Honey Bees Turned Data Collectors Help Scientists Understand Climate Change

An excerpt:

"When honey bees search for honey, colony scouts tend to scour far and wide and sample the area around a hive remarkably evenly, regardless of the size of the hive. And that, Esaias explained, means they excel in keeping tabs on the dynamics of flowering ecosystems in ways that even a small army of graduate students can not.

The key piece of data bees collect relates to the nectar flow, which in the mid-Atlantic region tends to come in a burst in the spring. Major nectar flows, typically caused by blooms of tulip-poplar and black locust trees, leave an unmistakable fingerprint on beehives -- a rapid increase in hive weight sometimes exceeding 20 pounds per day. When a nectar flow finishes, the opposite is true: hives start to lose weight, sometimes by as much as a pound a day.

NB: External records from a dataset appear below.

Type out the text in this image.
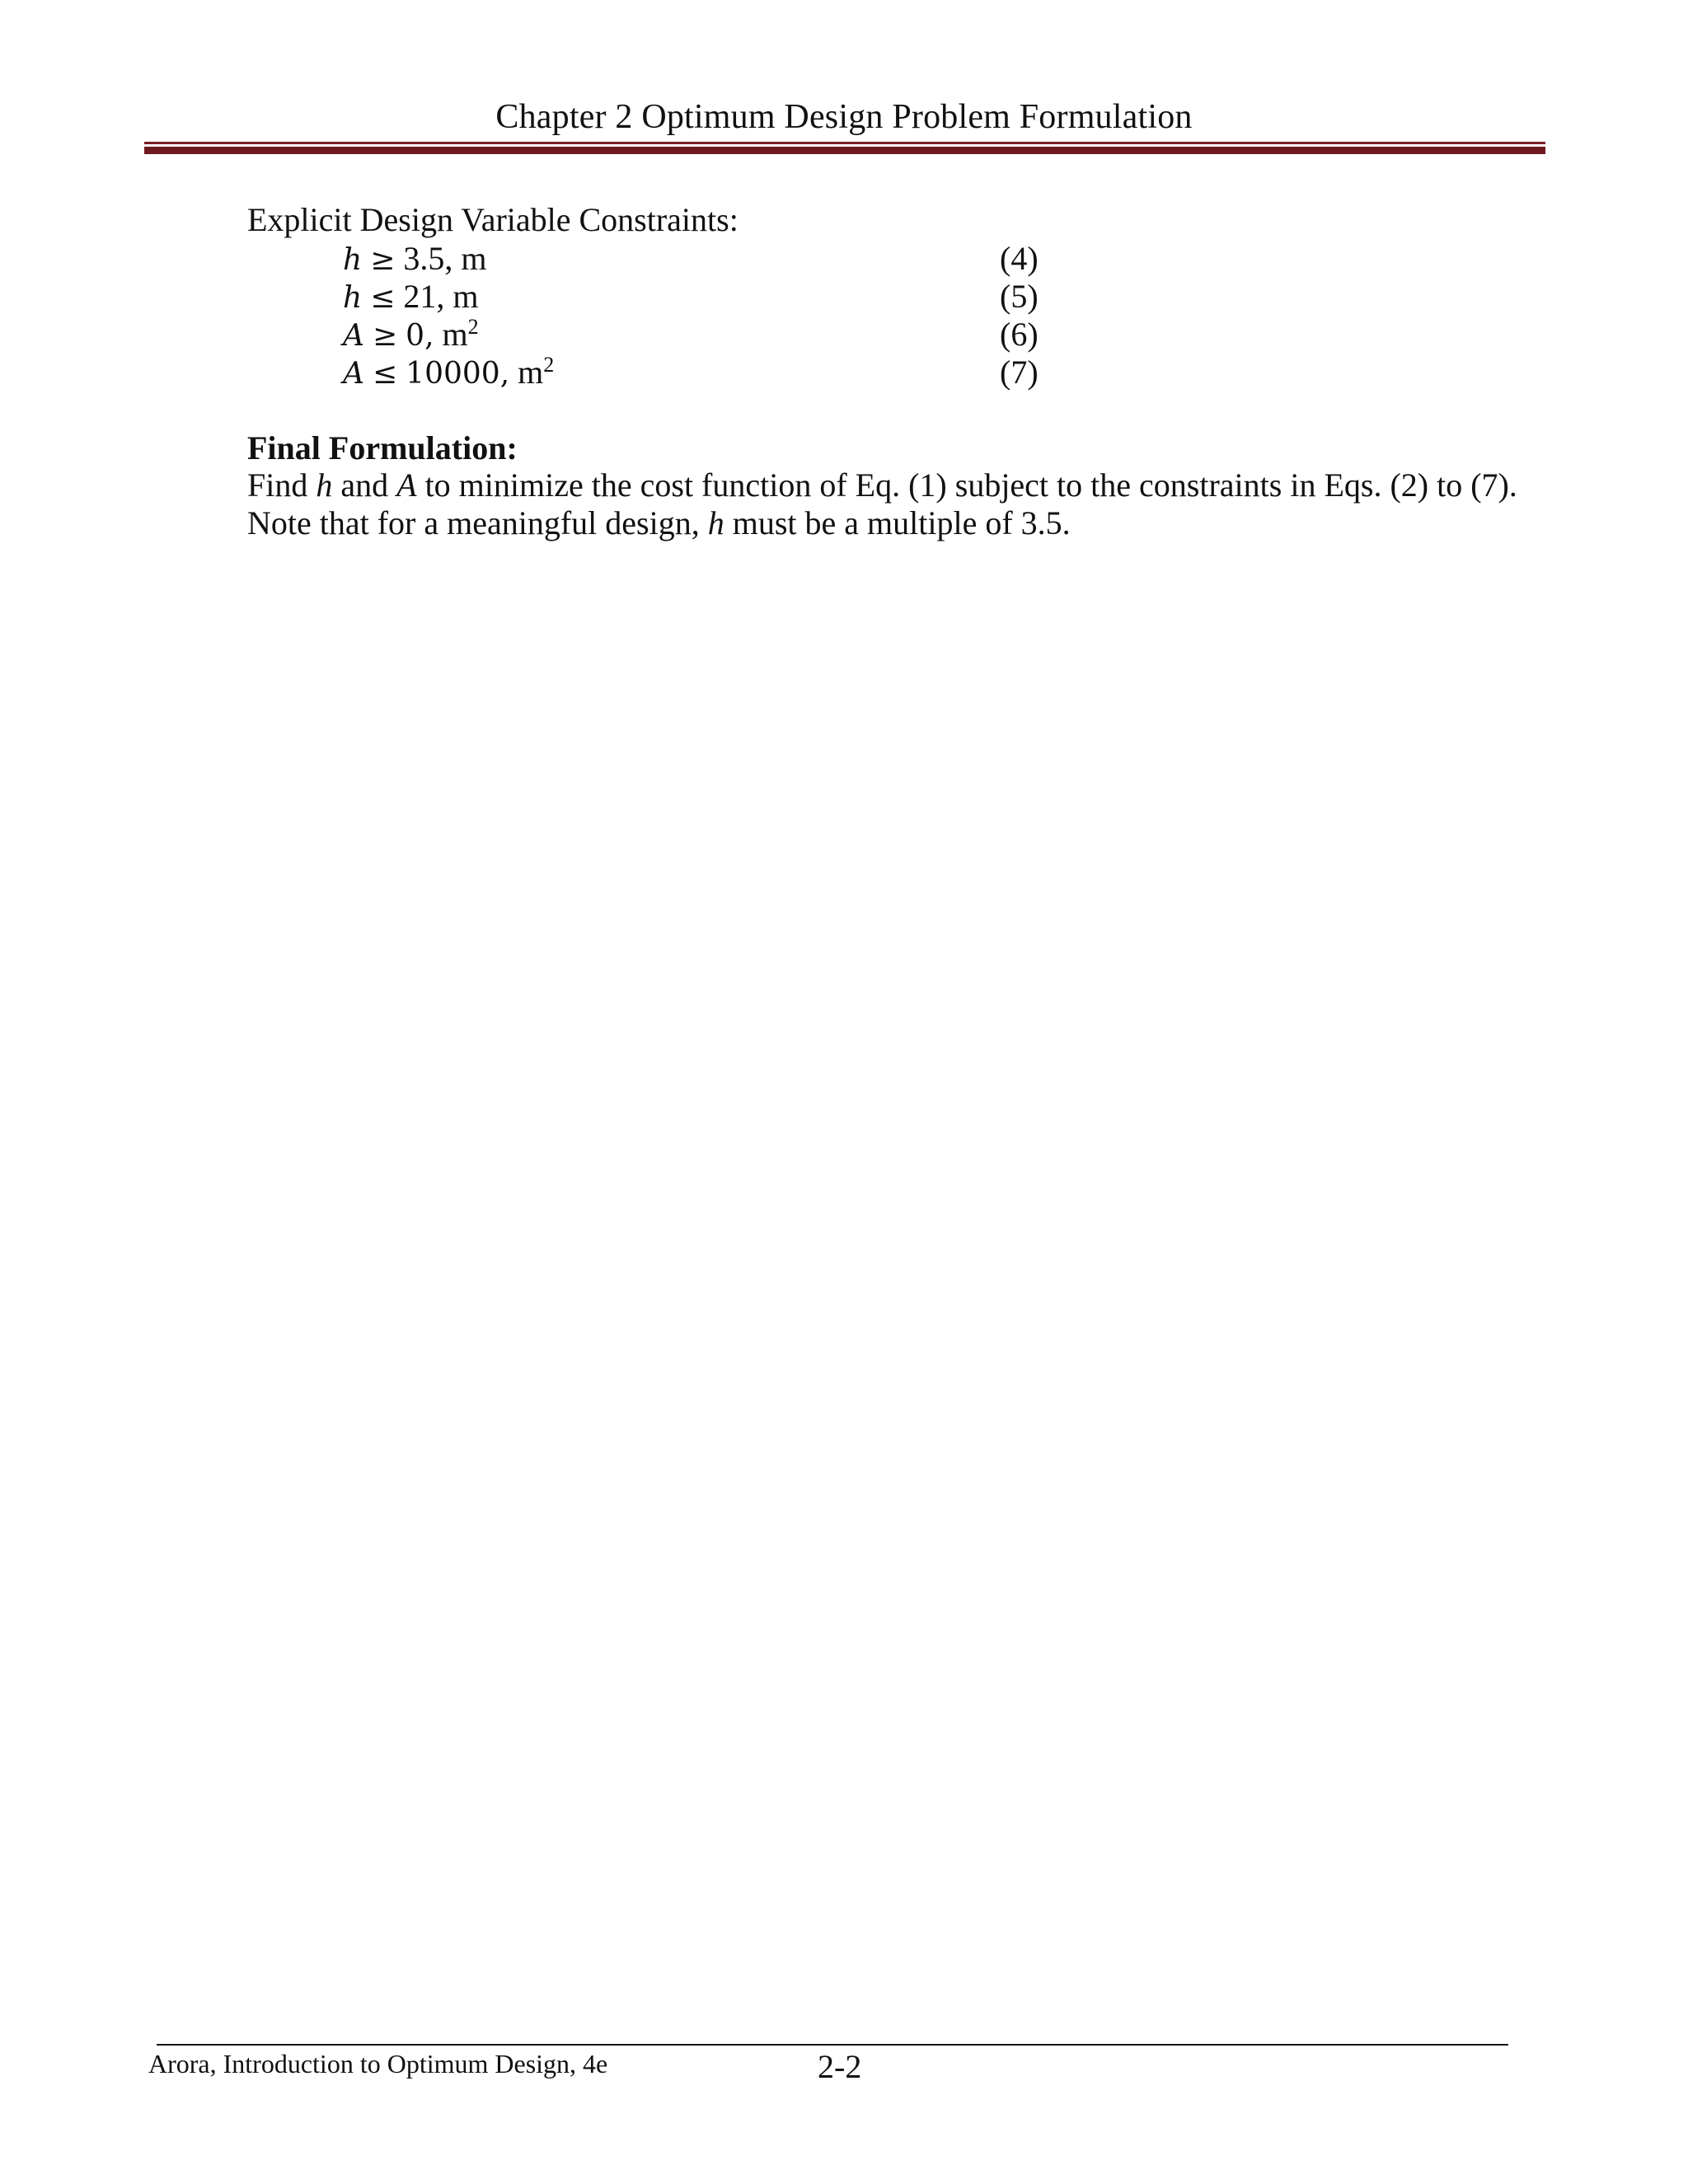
Chapter 2 Optimum Design Problem Formulation
Explicit Design Variable Constraints:
h ≥ 3.5, m	(4)
h ≤ 21, m	(5)
A ≥ 0, $m^2$	(6)
A ≤ 10000, $m^2$	(7)
Final Formulation:
Find h and A to minimize the cost function of Eq. (1) subject to the constraints in Eqs. (2) to (7).
Note that for a meaningful design, h must be a multiple of 3.5.
Arora, Introduction to Optimum Design, 4e	2-2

By creating a burgeoning network of citizen scientists who use industrial-sized scales to weigh their hives each day -- HoneyBeeNet -- Esaias aims to quantify the dynamics of nectar flow over time. Participating beekeepers send their data to Esaias who analyzes it, and posts nectar flow trend graphs and other environmental data for each collection site on HoneyBeeNet's webpage."